Gezien de leeftijd van [minderjarige 1] (15 jaar) en [minderjarige 2] (12 jaar) en hun ontwikkelingsniveau, kent het hof zwaar gewicht toe aan hun mening. Het hof is van oordeel dat de kinderen er recht op hebben dat hun eigen mening, ongeacht hoe die is gevormd, serieus wordt genomen en als zodanig ook wordt gerespecteerd. Dit is ook waar de kinderen luid en duidelijk om vragen.
Onder de huidige omstandigheden, is het hof van oordeel dat gedwongen omgang met de moeder een te grote druk zal leggen op de kinderen en daardoor waarschijnlijk het tegenovergestelde effect zal bewerkstelligen, namelijk dat het verzet van de kinderen tegen contact met de moeder verder toeneemt. Hierbij bestaat bovendien het risico dat de kinderen in de knel komen omdat opgelegde dwang hen dusdanig zal frustreren dat de stabiliteit in de gezinssituatie van de vader en de kinderen in gevaar komt. Het hof beslist dan ook dat er geen zorgregeling tussen de moeder en de kinderen komt. De toekomst zal uitwijzen hoe de kinderen zich verder zullen ontwikkelen. [minderjarige 1] en [minderjarige 2] bestaan ook voor de helft uit hun moeder. Voor het creëren én het behouden van een gezonde identiteitsontwikkeling is het volgens de huidige algemeen geldende wetenschappelijke inzichten helpend als kinderen niet één van hun ouders volledig afwijzen. Het is mogelijk dat het ontbreken van een band met hun moeder de kinderen op latere leeftijd alsnog emotioneel uit balans zal brengen, maar daarvan is nu geen sprake.

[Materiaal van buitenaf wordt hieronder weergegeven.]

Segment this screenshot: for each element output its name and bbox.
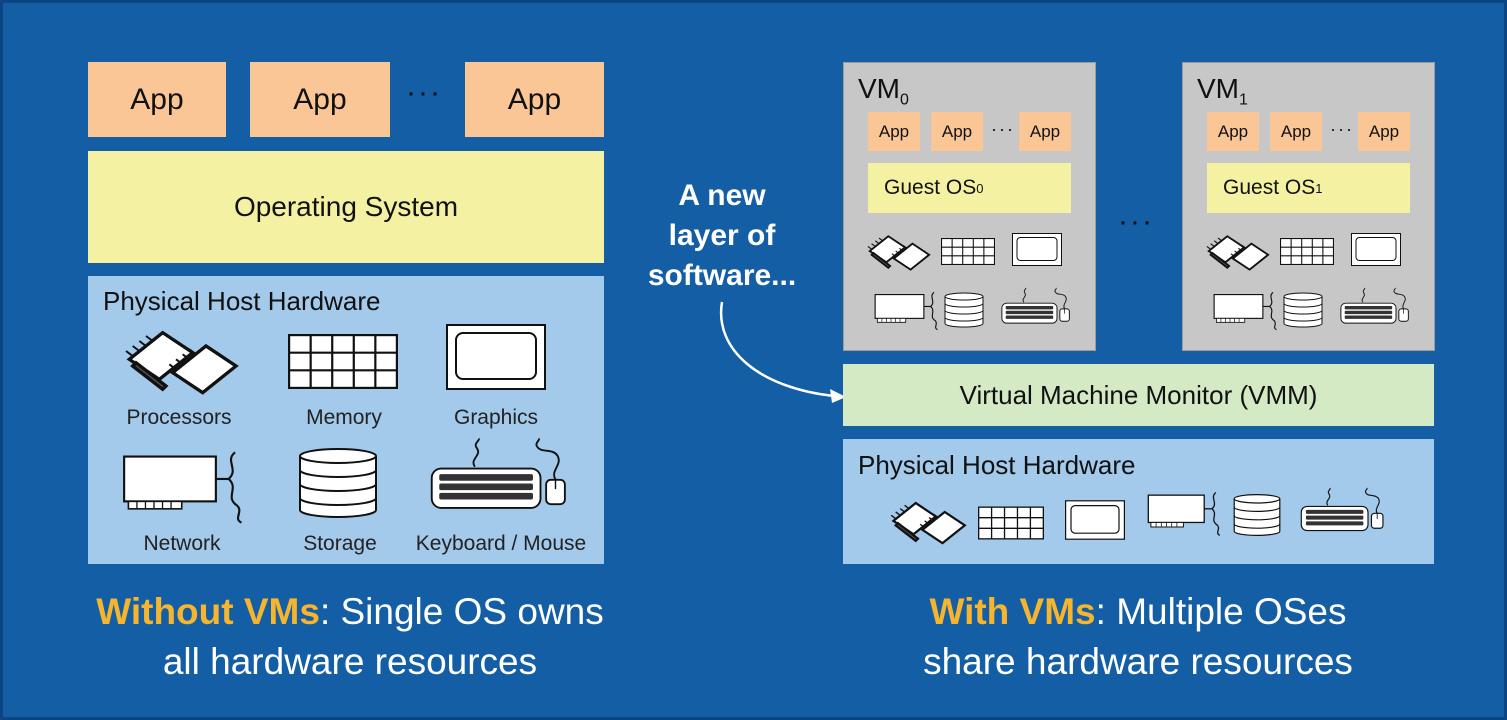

Dit betekent dat het hof, net als de rechtbank, het verzoek van de moeder zal afwijzen en dat er geen zorgregeling tussen de moeder en de kinderen wordt vastgesteld.
9.4.
Het hof beseft dat dit een teleurstellende beslissing is voor de moeder. Het is begrijpelijk dat de moeder steeds is blijven proberen om het contact met [minderjarige 1] en [minderjarige 2] te herstellen omdat zij hen erg mist en dat zij door het voeren van gerechtelijke procedures juist probeert te laten zien dat [minderjarige 1] en [minderjarige 2] nog steeds erg belangrijk voor haar zijn.
Het hof hoopt toch dat de moeder in de beslissing van het hof kan berusten en een stap terug kan doen. De kinderen geven heel duidelijk aan dat dat is waar zij nu behoefte aan hebben. Als de moeder haar pogingen om contact met de kinderen te krijgen staakt, neemt zij zelf de druk op de kinderen weg en daar helpt zij [minderjarige 1] en [minderjarige 2] op dit moment het meest mee. Bovendien biedt dit meer mogelijkheden voor de toekomst. Het hof acht het niet uitgesloten dat de kinderen, wellicht wanneer zij in een andere leeftijdsfase komen, toch behoefte krijgen om het contact met de moeder weer aan te gaan. Het hof benadrukt voor [minderjarige 1] en [minderjarige 2] dat het hen altijd vrij staat om met hun moeder contact te zoeken als zij dat willen; daarvoor is geen beslissing van de rechtbank of het hof nodig.
9.5.
Het hof zal de bestreden beschikking bekrachtigen.

10.De beslissing

Het hof:
bekrachtigt de bestreden beschikking, voor zover aan het oordeel van het hof onderworpen;
wijst af het meer of anders verzochte.
Deze beschikking is gegeven door mrs. J.C.E. Ackermans-Wijn, E.L. Schaafsma-Beversluis en E.H. Schijven-Bours en is in het openbaar uitgesproken op 3 september 2020 in tegenwoordigheid van mr. D. van der Horst, griffier.